My first reaction to this article was skeptical, as it almost always is whenever someone has ‘discovered a new X’ and bases their discovery on miniscule evidence. I would certainly prefer the evidence were something other than names. However, it’s not such shoddy evidence as it might appear at first. Though I make zero claims to knowing much at all about Semitic languages or really anything at all about the big puddle of languages that lived east of the Aegean (reread the phrase ‘big puddle of languages’ and imagine the simultaneously crestfallen and disdainful look of the Assyriologist who just read that phrase), I would have to agree that when a whole bunch of names we’ve never heard before show up, it makes sense that they would have come from another language.
So, sincerely, well done dudes and dudettes who deciphered the tablet.
What irritates me is the sensational nature of the headline. I see a headline like “Archaeologists discover lost language” and red sirens start going off in my head. Let’s look at this title bit by bit, because hell, it’s way more fun than working on my thesis.
1. ‘Archaeologists’ – to the casual reader, “ZOMG! INDIANA JONES”. Every time I see an article with “archaeologist” in the headline, I immediately suspect that author wants me to be thinking of Indiana Jones.

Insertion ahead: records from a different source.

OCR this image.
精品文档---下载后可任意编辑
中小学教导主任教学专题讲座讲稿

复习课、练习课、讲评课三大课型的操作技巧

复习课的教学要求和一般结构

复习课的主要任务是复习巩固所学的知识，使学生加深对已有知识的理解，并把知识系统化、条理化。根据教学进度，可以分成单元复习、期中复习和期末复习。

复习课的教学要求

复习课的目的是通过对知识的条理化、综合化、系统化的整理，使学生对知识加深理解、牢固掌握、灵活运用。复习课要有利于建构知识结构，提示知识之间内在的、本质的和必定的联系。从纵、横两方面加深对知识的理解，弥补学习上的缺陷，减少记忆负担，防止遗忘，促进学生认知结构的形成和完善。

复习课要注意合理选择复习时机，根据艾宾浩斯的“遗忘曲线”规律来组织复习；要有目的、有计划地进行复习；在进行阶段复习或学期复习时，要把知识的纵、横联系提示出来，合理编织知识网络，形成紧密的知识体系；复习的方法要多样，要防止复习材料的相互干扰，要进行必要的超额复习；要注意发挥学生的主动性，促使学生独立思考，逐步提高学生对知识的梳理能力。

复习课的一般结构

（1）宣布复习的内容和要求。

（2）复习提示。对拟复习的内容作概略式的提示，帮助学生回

2. ‘discover’ – well, yes, that is a large part of what Archaeologists do. There’s not really a more sober word that could be used here, but it’s still a tad sensational.

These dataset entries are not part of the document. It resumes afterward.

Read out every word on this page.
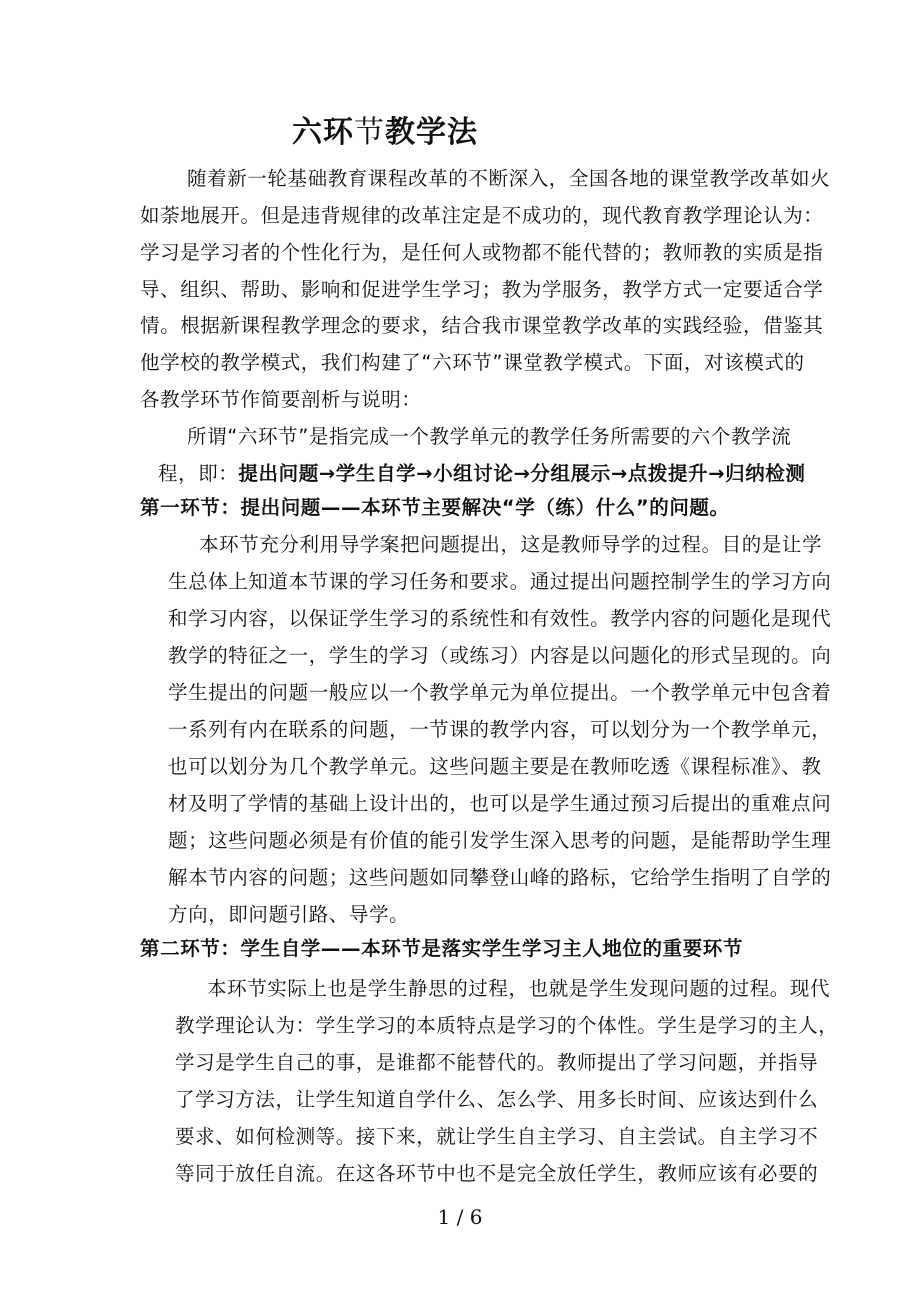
六环节教学法
随着新一轮基础教育课程改革的不断深入，全国各地的课堂教学改革如火
如荼地展开。但是违背规律的改革注定是不成功的，现代教育教学理论认为：
学习是学习者的个性化行为，是任何人或物都不能代替的；教师教的实质是指
导、组织、帮助、影响和促进学生学习；教为学服务，教学方式一定要适合学
情。根据新课程教学理念的要求，结合我市课堂教学改革的实践经验，借鉴其
他学校的教学模式，我们构建了“六环节”课堂教学模式。下面，对该模式的
各教学环节作简要剖析与说明：
所谓“六环节”是指完成一个教学单元的教学任务所需要的六个教学流
程，即：提出问题→学生自学→小组讨论→分组展示→点拨提升→归纳检测
第一环节：提出问题——本环节主要解决“学（练）什么”的问题。
本环节充分利用导学案把问题提出，这是教师导学的过程。目的是让学
生总体上知道本节课的学习任务和要求。通过提出问题控制学生的学习方向
和学习内容，以保证学生学习的系统性和有效性。教学内容的问题化是现代
教学的特征之一，学生的学习（或练习）内容是以问题化的形式呈现的。向
学生提出的问题一般应以一个教学单元为单位提出。一个教学单元中包含着
一系列有内在联系的问题，一节课的教学内容，可以划分为一个教学单元，
也可以划分为几个教学单元。这些问题主要是在教师吃透《课程标准》、教
材及明了学情的基础上设计出的，也可以是学生通过预习后提出的重难点问
题；这些问题必须是有价值的能引发学生深入思考的问题，是能帮助学生理
解本节内容的问题；这些问题如同攀登山峰的路标，它给学生指明了自学的
方向，即问题引路、导学。
第二环节：学生自学——本环节是落实学生学习主人地位的重要环节
本环节实际上也是学生静思的过程，也就是学生发现问题的过程。现代
教学理论认为：学生学习的本质特点是学习的个体性。学生是学习的主人，
学习是学生自己的事，是谁都不能替代的。教师提出了学习问题，并指导
了学习方法，让学生知道自学什么、怎么学、用多长时间、应该达到什么
要求、如何检测等。接下来，就让学生自主学习、自主尝试。自主学习不
等同于放任自流。在这各环节中也不是完全放任学生，教师应该有必要的
1 / 6
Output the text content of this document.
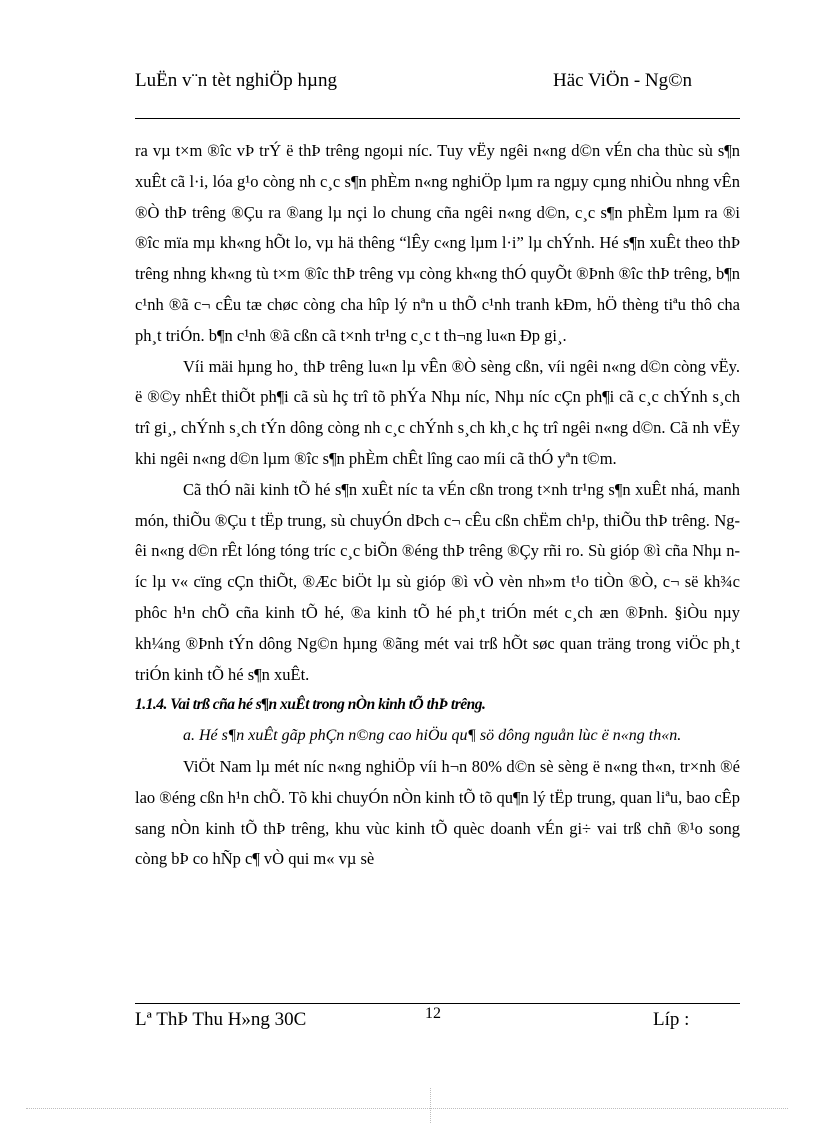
LuËn v¨n tèt nghiÖp hµng	Häc ViÖn - Ng©n

ra vµ t×m ®îc vÞ trÝ ë thÞ trêng ngoµi níc. Tuy vËy ngêi n«ng d©n vÉn cha thùc sù s¶n xuÊt cã l·i, lóa g¹o còng nh c¸c s¶n phÈm n«ng nghiÖp lµm ra ngµy cµng nhiÒu nhng vÊn ®Ò thÞ trêng ®Çu ra ®ang lµ nçi lo chung cña ngêi n«ng d©n, c¸c s¶n phÈm lµm ra ®i ®îc mïa mµ kh«ng hÕt lo, vµ hä thêng “lÊy c«ng lµm l·i” lµ chÝnh. Hé s¶n xuÊt theo thÞ trêng nhng kh«ng tù t×m ®îc thÞ trêng vµ còng kh«ng thÓ quyÕt ®Þnh ®îc thÞ trêng, b¶n c¹nh ®ã c¬ cÊu tæ chøc còng cha hîp lý nªn u thÕ c¹nh tranh kÐm, hÖ thèng tiªu thô cha ph¸t triÓn. b¶n c¹nh ®ã cßn cã t×nh tr¹ng c¸c t th¬ng lu«n Ðp gi¸.

Víi mäi hµng ho¸ thÞ trêng lu«n lµ vÊn ®Ò sèng cßn, víi ngêi n«ng d©n còng vËy. ë ®©y nhÊt thiÕt ph¶i cã sù hç trî tõ phÝa Nhµ níc, Nhµ níc cÇn ph¶i cã c¸c chÝnh s¸ch trî gi¸, chÝnh s¸ch tÝn dông còng nh c¸c chÝnh s¸ch kh¸c hç trî ngêi n«ng d©n. Cã nh vËy khi ngêi n«ng d©n lµm ®îc s¶n phÈm chÊt lîng cao míi cã thÓ yªn t©m.

Cã thÓ nãi kinh tÕ hé s¶n xuÊt níc ta vÉn cßn trong t×nh tr¹ng s¶n xuÊt nhá, manh món, thiÕu ®Çu t tËp trung, sù chuyÓn dÞch c¬ cÊu cßn chËm ch¹p, thiÕu thÞ trêng. Ngêi n«ng d©n rÊt lóng tóng tríc c¸c biÕn ®éng thÞ trêng ®Çy rñi ro. Sù gióp ®ì cña Nhµ níc lµ v« cïng cÇn thiÕt, ®Æc biÖt lµ sù gióp ®ì vÒ vèn nh»m t¹o tiÒn ®Ò, c¬ së kh¾c phôc h¹n chÕ cña kinh tÕ hé, ®a kinh tÕ hé ph¸t triÓn mét c¸ch æn ®Þnh. §iÒu nµy kh¼ng ®Þnh tÝn dông Ng©n hµng ®ãng mét vai trß hÕt søc quan träng trong viÖc ph¸t triÓn kinh tÕ hé s¶n xuÊt.

1.1.4. Vai trß cña hé s¶n xuÊt trong nÒn kinh tÕ thÞ trêng.

a. Hé s¶n xuÊt gãp phÇn n©ng cao hiÖu qu¶ sö dông nguån lùc ë n«ng th«n.

ViÖt Nam lµ mét níc n«ng nghiÖp víi h¬n 80% d©n sè sèng ë n«ng th«n, tr×nh ®é lao ®éng cßn h¹n chÕ. Tõ khi chuyÓn nÒn kinh tÕ tõ qu¶n lý tËp trung, quan liªu, bao cÊp sang nÒn kinh tÕ thÞ trêng, khu vùc kinh tÕ quèc doanh vÉn gi÷ vai trß chñ ®¹o song còng bÞ co hÑp c¶ vÒ qui m« vµ sè

Lª ThÞ Thu H»ng 30C	12	Líp :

3. ‘lost’ – ark of the covenant! Oh, wait, those aren’t the next words?
4. ‘language’ – Actually, it’s just the word ‘lost’ being used to describe ‘language’ that annoys me, but I couldn’t have two bullets under ‘lost’ and nothing under ‘language’. My minor OCD wouldn’t be able to cope with that. What annoys me here is that it implies we were looking for it in the first place – that there was some sort of missing link that has just been discovered that answers all of our questions. It’s not like we’ve deciphered Hittite or Linear B or found someone scribbling PIE.
All in all, finding a hitherto unknown language (as I think the headline should have called it) is not really as exciting as the headline would make it seem. We don’t have any documents that are particularly useful in describing the nature of the language, so all we can say is ‘hey, there was another language that existed’. Fair enough, but unless we find more documents, we’re not going to be able to use this information to solve any questions about the linguistic make up of …. those languages over there that I don’t know anything about.
Though, I suppose it is exciting to have evidence of a movement of people within the empire. It certainly gives a slightly more nuanced understanding of how it worked.
So yes, this is actually quite cool. And of course, in order to get people to think that they’ve not wasted their money supporting your research, you totally want them to be thinking about Indiana Jones as much as possible. But it’s a good exercise in stopping and thinking about a sensational article before breaking out the exclamation points and all caps.
1. For the non-initiated, PIE stands for Proto-Indo-European (not a delicious crusty fruit filled desert). Proto-Indo-European is, well, the proto-language that we think the indo-european languages stemmed from. Of course, it’s highly unlikely that it’s actually a language – it’s really a compilation of all of the features we think should have existed to give us all of the indo-Euorpean languages. For example, if you compared all of the Romance langauges, you end up with something called proto-Romance. Surprise! It looks quite a lot like Vulgar Latin. Similarly, we compare all of the Indo-European languages (Romance, Greek, Germanic, Celtic, Balto-Slavic, Indo-Iranian, Tocharian, Armenian, etc.) and end up with Proto-Indo-European. It predates writing though, so we’re never going to be able to find an actual language it corresponded to. Or at least, it’s super highly unlikely.